How the Roe Holding Limited State’s Rights
The core holding in Roe was a limitation of states’ rights. After Roe, no longer did each state have the unlimited power to allow or prohibit abortion. The court created a three-trimester scheme as follows:
“For the stage prior to approximately the end of the first trimester, the abortion decision and its effectuation must be left to the medical judgment of the pregnant woman’s attending physician.
“For the stage subsequent to approximately the end of the first trimester, the State, in promoting its interest in the health of the mother, may, if it chooses, regulate the abortion procedure in ways that are reasonably related to maternal health.
“For the stage subsequent to viability the State, in promoting its interest in the potentiality of human life, may, if it chooses, regulate, and even proscribe, abortion except where necessary, in appropriate medical judgment, for the preservation of the life or health of the mother.”
The Trouble Ahead
If Roe’s federal restrictions on state action fully disappeared tomorrow, we could easily face a crippling social division along the following lines: New state laws would be passed, some allowing abortions currently prohibited, and others outlawing abortions, currently allowed. Some pro-life jurisdictions would be jailing physicians and would-be mothers while others would be jailing passionate protesters. It is not at all clear that the reversal of Roe would actually improve things for either side. Pregnant women would once again cross state lines to seek abortions. It is not at all clear, that in a post Roe legal environment we would not experience a steep increase in the aggregate number of abortions. The pro-life cause has benefited from gradualism, an emphasis on adoption and – yes – birth control.

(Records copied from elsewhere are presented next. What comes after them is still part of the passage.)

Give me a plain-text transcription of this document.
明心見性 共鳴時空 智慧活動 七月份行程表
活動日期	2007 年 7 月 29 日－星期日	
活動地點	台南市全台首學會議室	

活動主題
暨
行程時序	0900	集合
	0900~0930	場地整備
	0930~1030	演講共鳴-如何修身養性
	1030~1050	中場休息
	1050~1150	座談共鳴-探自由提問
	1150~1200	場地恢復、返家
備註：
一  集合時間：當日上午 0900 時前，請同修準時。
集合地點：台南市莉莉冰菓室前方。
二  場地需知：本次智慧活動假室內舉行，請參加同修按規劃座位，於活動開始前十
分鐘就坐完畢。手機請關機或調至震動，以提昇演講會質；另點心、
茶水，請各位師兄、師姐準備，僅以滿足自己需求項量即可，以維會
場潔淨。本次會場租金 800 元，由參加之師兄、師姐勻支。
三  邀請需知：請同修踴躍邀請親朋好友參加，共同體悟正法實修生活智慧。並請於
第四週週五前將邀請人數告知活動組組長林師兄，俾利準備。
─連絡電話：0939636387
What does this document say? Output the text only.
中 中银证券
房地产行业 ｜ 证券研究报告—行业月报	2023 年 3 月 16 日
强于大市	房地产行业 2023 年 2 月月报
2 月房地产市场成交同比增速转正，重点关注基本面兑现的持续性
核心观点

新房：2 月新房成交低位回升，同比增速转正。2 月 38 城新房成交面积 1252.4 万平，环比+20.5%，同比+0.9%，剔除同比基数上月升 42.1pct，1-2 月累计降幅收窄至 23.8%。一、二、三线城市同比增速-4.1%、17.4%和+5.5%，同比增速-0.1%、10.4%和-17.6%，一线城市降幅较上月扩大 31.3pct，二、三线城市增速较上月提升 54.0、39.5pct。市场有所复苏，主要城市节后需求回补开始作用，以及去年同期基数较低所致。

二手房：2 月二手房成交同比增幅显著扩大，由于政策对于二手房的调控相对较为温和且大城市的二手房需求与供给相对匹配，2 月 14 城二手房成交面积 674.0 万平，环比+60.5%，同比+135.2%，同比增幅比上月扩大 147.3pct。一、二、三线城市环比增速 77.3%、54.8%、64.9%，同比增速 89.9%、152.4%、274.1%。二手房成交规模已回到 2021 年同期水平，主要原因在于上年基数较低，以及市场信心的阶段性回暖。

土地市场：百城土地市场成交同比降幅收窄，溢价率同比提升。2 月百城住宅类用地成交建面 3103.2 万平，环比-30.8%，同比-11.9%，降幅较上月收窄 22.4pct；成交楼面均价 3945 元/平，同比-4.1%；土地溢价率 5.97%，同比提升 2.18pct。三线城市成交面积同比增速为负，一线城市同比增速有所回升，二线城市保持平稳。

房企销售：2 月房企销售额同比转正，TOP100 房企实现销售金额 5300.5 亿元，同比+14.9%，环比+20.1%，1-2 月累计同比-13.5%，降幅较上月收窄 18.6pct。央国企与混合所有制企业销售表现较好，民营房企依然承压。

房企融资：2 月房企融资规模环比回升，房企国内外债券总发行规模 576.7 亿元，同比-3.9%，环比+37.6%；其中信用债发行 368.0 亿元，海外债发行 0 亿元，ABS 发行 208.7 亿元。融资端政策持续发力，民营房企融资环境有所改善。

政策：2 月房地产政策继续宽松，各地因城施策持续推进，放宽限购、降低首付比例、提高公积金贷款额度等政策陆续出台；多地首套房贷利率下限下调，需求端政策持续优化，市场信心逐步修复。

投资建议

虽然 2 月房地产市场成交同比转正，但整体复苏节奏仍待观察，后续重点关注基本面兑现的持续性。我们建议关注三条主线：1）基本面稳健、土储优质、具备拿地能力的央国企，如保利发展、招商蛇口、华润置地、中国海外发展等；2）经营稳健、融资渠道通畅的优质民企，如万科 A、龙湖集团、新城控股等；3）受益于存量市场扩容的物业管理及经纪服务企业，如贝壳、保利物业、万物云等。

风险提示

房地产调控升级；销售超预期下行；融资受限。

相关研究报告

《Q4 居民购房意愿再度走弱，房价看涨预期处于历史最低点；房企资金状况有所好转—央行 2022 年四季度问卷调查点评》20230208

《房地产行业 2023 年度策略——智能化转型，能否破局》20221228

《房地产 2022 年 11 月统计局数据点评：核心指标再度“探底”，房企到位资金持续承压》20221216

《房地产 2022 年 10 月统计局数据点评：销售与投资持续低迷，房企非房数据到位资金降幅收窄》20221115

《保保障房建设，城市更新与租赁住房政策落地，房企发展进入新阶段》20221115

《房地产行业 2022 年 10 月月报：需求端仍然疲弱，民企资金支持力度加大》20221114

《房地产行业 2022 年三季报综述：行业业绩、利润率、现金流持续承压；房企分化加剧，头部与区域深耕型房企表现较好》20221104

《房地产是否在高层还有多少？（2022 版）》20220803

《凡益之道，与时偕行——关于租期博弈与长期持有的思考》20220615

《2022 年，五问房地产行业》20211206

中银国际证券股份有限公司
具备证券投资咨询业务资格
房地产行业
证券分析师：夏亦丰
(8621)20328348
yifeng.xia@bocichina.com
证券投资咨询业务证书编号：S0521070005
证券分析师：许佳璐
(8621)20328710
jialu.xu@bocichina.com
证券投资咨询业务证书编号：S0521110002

All this would unfold as the country faces a decades-long defensive war against bands of jihad of Islamic extremists for whom the offenses of marital disobedience and other acts of “western decadence” warrant beheading.
WHAT CAN RUDY SAY?
Here is the speech I imagine the Nation’s Mayor giving.
“I wholeheartedly support the culture of life and oppose the culture of death. That is what separates us from the bloody minded jihadists, the terrorists and the holocaust deniers.
“My plea to every mother and mother to be is this: Choose life. This is my promise: I will support your choice to bring a child into the world with every resource at my command. Don’t let anyone talk you out of it.
“In the larger arena of public policy, I recognize that not every American of good will always be in agreement about the right policy in this sensitive area of concern. Therefore I and all those who support the culture of life need to join together in the practical world where we will press in various ways to bring about that wonderful day when the respect for live prevails and cause of replacing abortion procedures with life affirming solutions has prevailed.
“This is a long struggle and it will require great perseverance and patience. But the arc of history is with us. The pro-life forces have made great progress in the last two decades because they have changed hearts and minds. They have won policy victories that I strongly support, like the federal ban on partial birth abortions and protections for parental notification. I will defend these victories for life and I will press for more.
“I am for gradualism because gradualism works; it starts at the ground level where real people make real choices. And I support gradualism – above all – because it enables us to remain united as a people. We are at war against attackers who are missionaries of the culture of death. We will defeat them as long as we can stay united.
“We will continue the pro-life progress that has been made here at home with all deliberate speed. The forces for life will prevail here at home because history and the Author of all life are on our side. Life will prevail. America will prevail.”